Mets-toi belle. Enfile tes escarpins pour remplir le silence de tes pas qui avancent. Qui iront vers lui, vers elle, vers eux.

Mets tes talons hauts et tes talons forts, tes talons aiguilles en pic et pic et colégram. On dit que ce n’est pas la destination qui compte, mais bien le voyage. Raison de plus pour se chausser adéquatement, et puis si c’est trop douloureux, si les Louboutins te donnent des ampoules (cette folle paire que tu t’es achetée en voyage alors que tu étais victime de beauté) tu appelles un taxi. Ce n’est pas être faible que d’accepter l’aide d’autrui.
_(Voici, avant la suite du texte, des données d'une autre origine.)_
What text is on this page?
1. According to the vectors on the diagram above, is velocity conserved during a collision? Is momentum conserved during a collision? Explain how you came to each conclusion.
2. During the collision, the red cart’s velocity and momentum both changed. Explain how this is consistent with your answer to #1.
Et puis ta chevelure qui frise, qu’importe que ce soit par tes larmes qui giclent dans le vent ou la pluie torrentielle qui s’abat sur toi. Ils n’ont pas à le savoir. La tristesse te va si bien, elle te donne un air mystérieux, mélancolique. Un vécu qui ne s’achète pas, même chez Ogilvy. N’oublie pas que la frange qui te balafre le front est signe de courage, car tu es celle qui a affronté la tempête et la tourmente, la brume et la bruine qui fait picoter le mascara sur tes joues, le vent et les voiles que forment les parapluies militairement alignés sur les trottoirs. Les léchées que tu croiseras sur ton passage seront celles qui auront impeccablement vécu une existence sans épreuve. À noter que la vie des gens beaucoup trop heureux n’intéresse personne, de toute façon.
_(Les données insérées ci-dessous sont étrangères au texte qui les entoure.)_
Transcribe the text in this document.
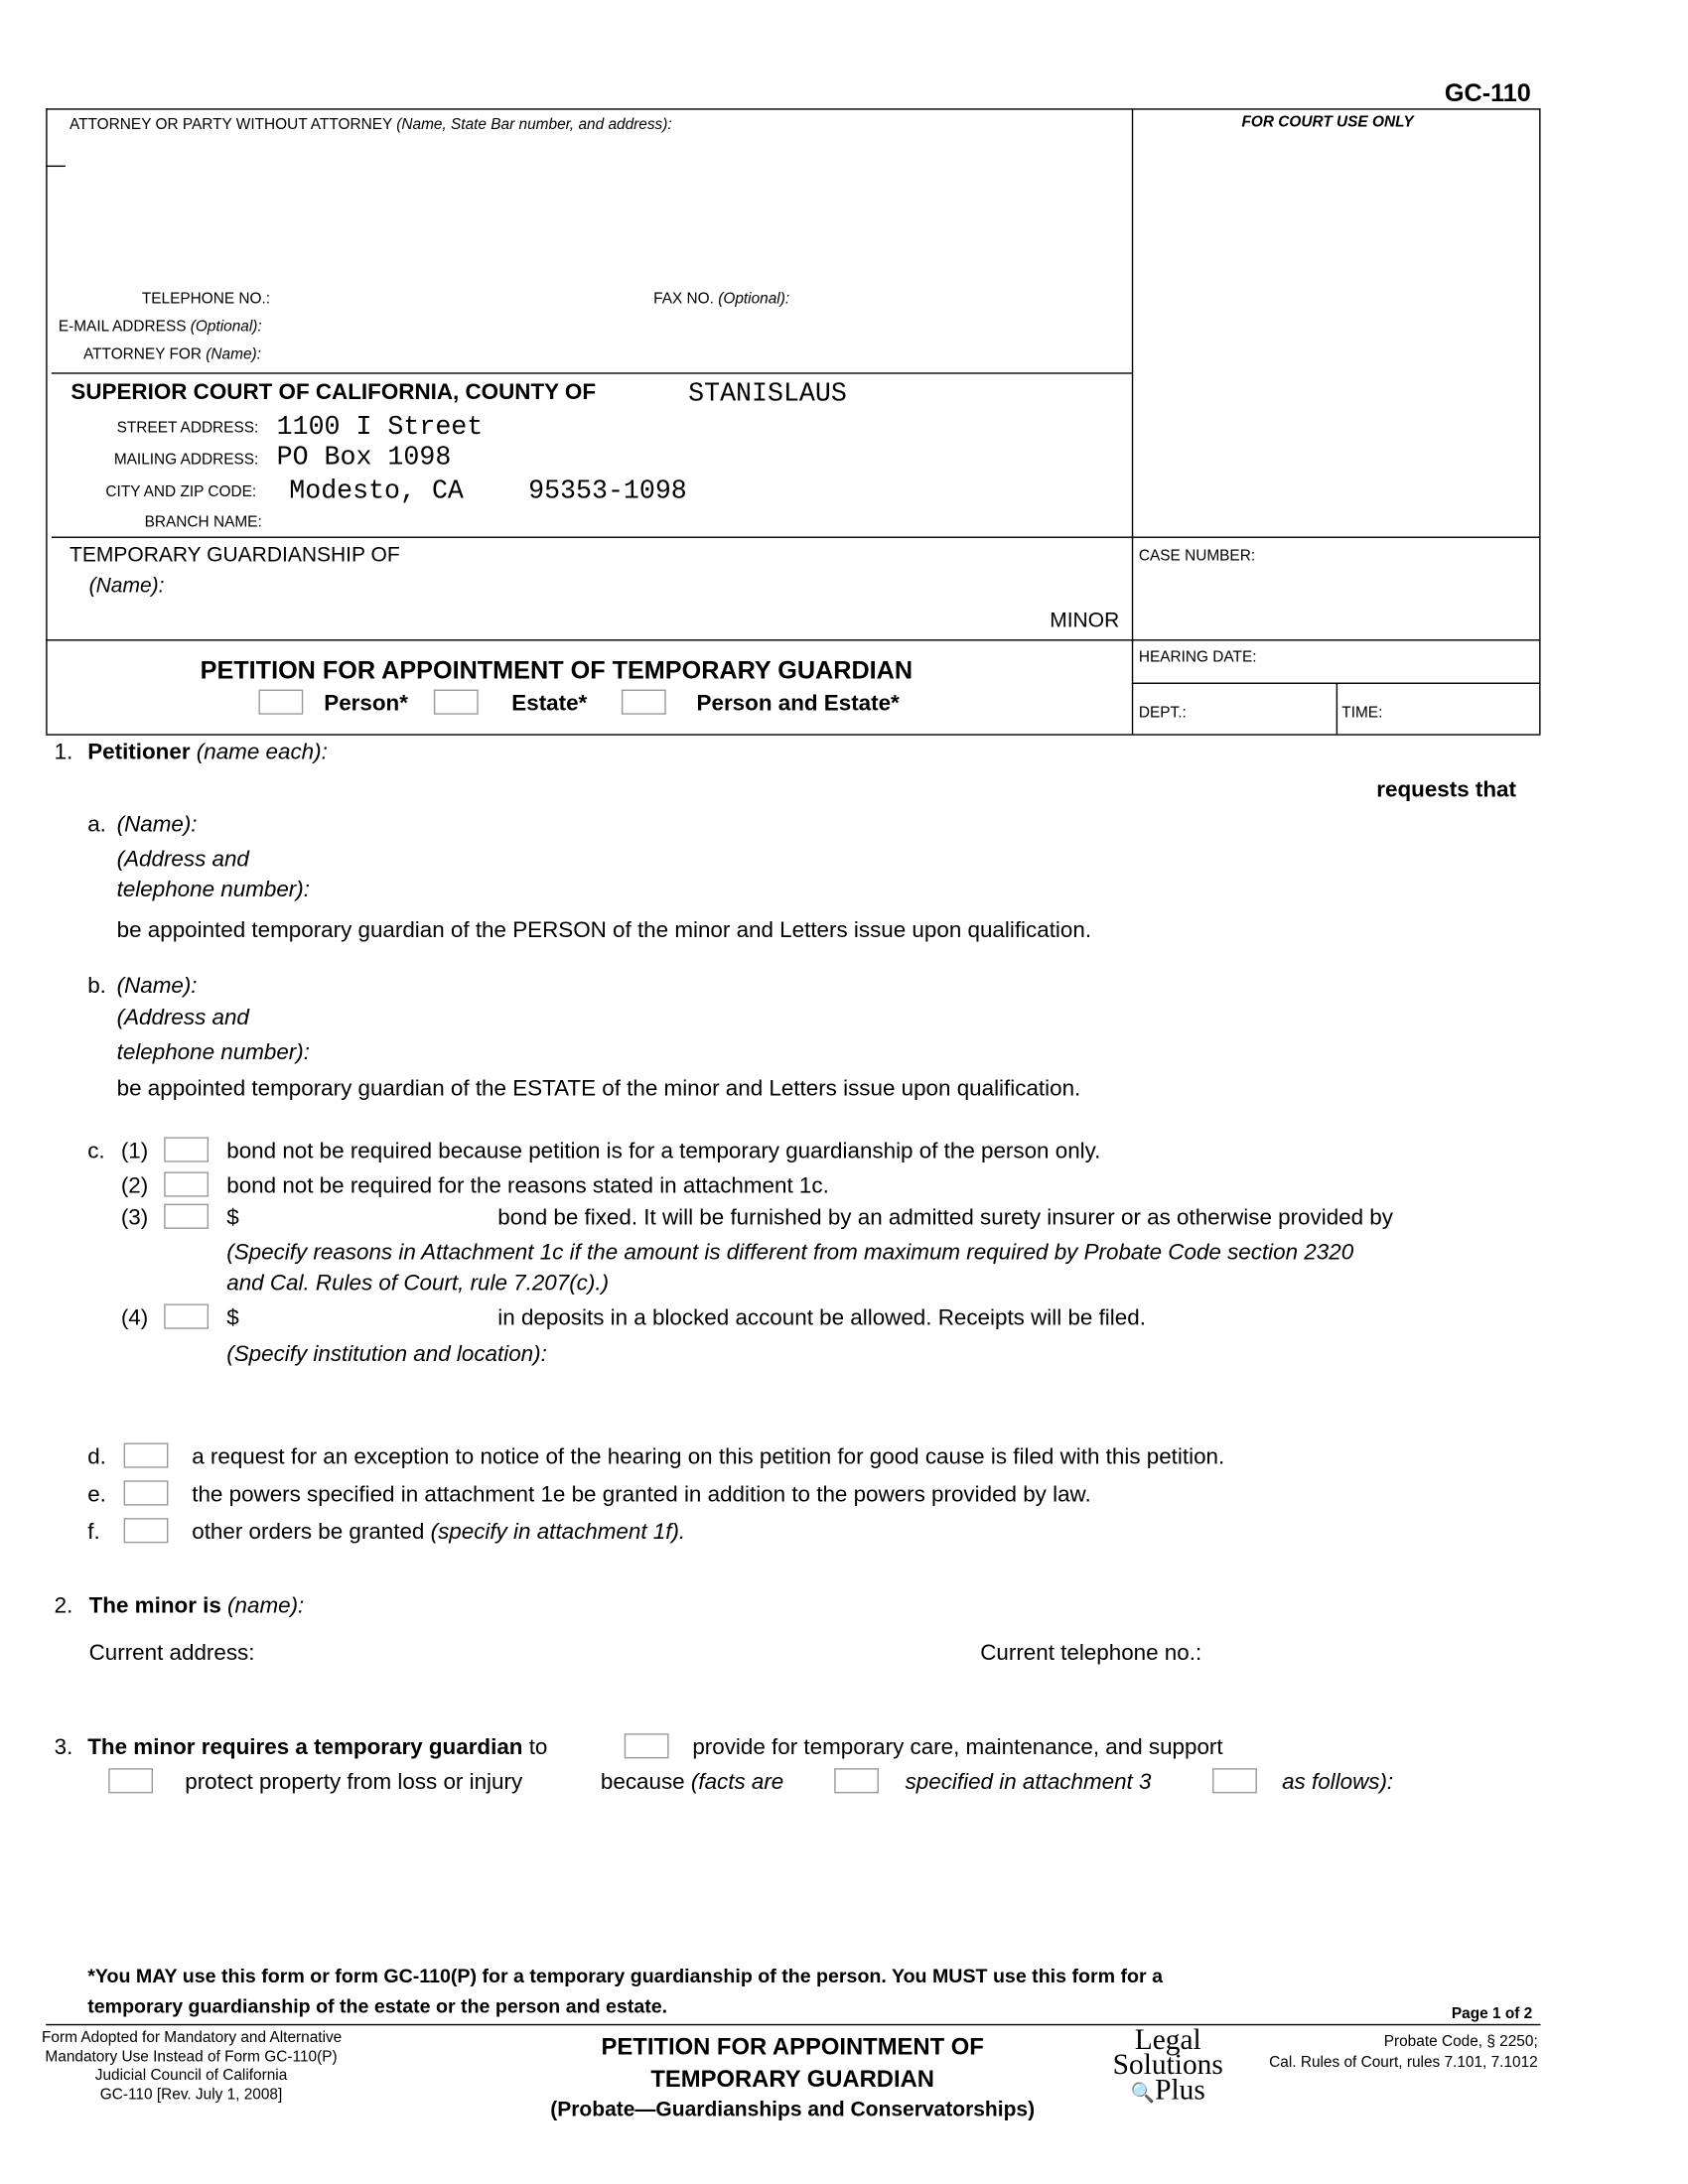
GC-110
ATTORNEY OR PARTY WITHOUT ATTORNEY (Name, State Bar number, and address):	FOR COURT USE ONLY
TELEPHONE NO.:	FAX NO. (Optional):
E-MAIL ADDRESS (Optional):
ATTORNEY FOR (Name):
SUPERIOR COURT OF CALIFORNIA, COUNTY OF	STANISLAUS
STREET ADDRESS: 1100 I Street
MAILING ADDRESS: PO Box 1098
CITY AND ZIP CODE: Modesto, CA	95353-1098
BRANCH NAME:
TEMPORARY GUARDIANSHIP OF
(Name):
MINOR
CASE NUMBER:
HEARING DATE:
DEPT.:	TIME:
PETITION FOR APPOINTMENT OF TEMPORARY GUARDIAN
Person*	Estate*	Person and Estate*
1. Petitioner (name each):
requests that
a. (Name):
(Address and
telephone number):
be appointed temporary guardian of the PERSON of the minor and Letters issue upon qualification.
b. (Name):
(Address and
telephone number):
be appointed temporary guardian of the ESTATE of the minor and Letters issue upon qualification.
c. (1)	bond not be required because petition is for a temporary guardianship of the person only.
(2)	bond not be required for the reasons stated in attachment 1c.
(3)	$	bond be fixed. It will be furnished by an admitted surety insurer or as otherwise provided by
(Specify reasons in Attachment 1c if the amount is different from maximum required by Probate Code section 2320
and Cal. Rules of Court, rule 7.207(c).)
(4)	$	in deposits in a blocked account be allowed. Receipts will be filed.
(Specify institution and location):
d.	a request for an exception to notice of the hearing on this petition for good cause is filed with this petition.
e.	the powers specified in attachment 1e be granted in addition to the powers provided by law.
f.	other orders be granted (specify in attachment 1f).
2. The minor is (name):
Current address:	Current telephone no.:
3. The minor requires a temporary guardian to	provide for temporary care, maintenance, and support
protect property from loss or injury	because (facts are	specified in attachment 3	as follows):
*You MAY use this form or form GC-110(P) for a temporary guardianship of the person. You MUST use this form for a
temporary guardianship of the estate or the person and estate.	Page 1 of 2
Form Adopted for Mandatory and Alternative
Mandatory Use Instead of Form GC-110(P)
Judicial Council of California
GC-110 [Rev. July 1, 2008]
PETITION FOR APPOINTMENT OF
TEMPORARY GUARDIAN
(Probate—Guardianships and Conservatorships)
Legal
Solutions
🔍Plus
Probate Code, § 2250;
Cal. Rules of Court, rules 7.101, 7.1012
Les cheveux qui frisent dans la tourmente.

Un silence de tempête. Un silence qu’il te faut remplir du bruit sourd du bonheur, du cri strident de l’espoir, d’un hurlement de printemps. Un printemps chaud et luxuriant qui fera s’agglutiner les paillettes de sables qui virevoltent encore et toujours, petits tourbillons de malheur acérés et grinçants. La saison les fera fondre et s’agglomérer à une température folle, mais ne crains rien, tes Louboutins tiendront le coup. Tu es venue en taxi, après tout.

Puis une fois la chaude chaleur et moite moiteur du printemps tant attendu estompées, il pleuvra des miroirs. Le sol en sera jonché. Tu pourras alors quitter le taxi et avancer, un pas rouge après l’autre. Droite rouge. Gauche rouge. Encore rouge. Puis rouge, encore.

Et c’est merveilleux parce que la tempête n’est plus et qu’il y a le bruit du bonheur tout autour, toute hauteur.

Des miroirs qui crissent sous tes pas, caillots de tempête de sable avec seulement toi comme reflet dedans.

Au plaisir.

Keep on Keepin on.

MS

Tout est parfait.

Tout est parfait. Puisque tout vient à point à qui sait attendre, éventuellement, avec un peu de patience, tout est parfait.

Le printemps revient et les bourgeons bourgeonnent. Les amoureux s’aiment. Les retours d’impôts s’annoncent. L’économie reprend. Tout est parfait.

C’est faux.

La perfection, tout comme la justice, n’est pas de ce monde.

Même le jour où vous marierez votre tendre moitié, la personne avec qui vous souhaitez partager vos quotidiens de jour et vous battre pour la couverte la nuit, la personne qui sent toujours bon, il y aura ce meuble trop bas sur lequel vous vous cognez le tibia. La première journée où bourgeonneront les bourgeons, Montréal puera de plein fouet sous les premiers soleils ardents d’avril. D’ailleurs, ça commence déjà. Les poubelles ensachées macèreront sur le pavé alors que la neige autrefois douillette et alléchante comme du sucre à glacer deviendra une gadoue grise libératrice du gravier antidérapant hivernal qui crisse maintenant sous les semelles comme une nouille trop peu al dente sous la molaire ardie. Rien n’est parfait.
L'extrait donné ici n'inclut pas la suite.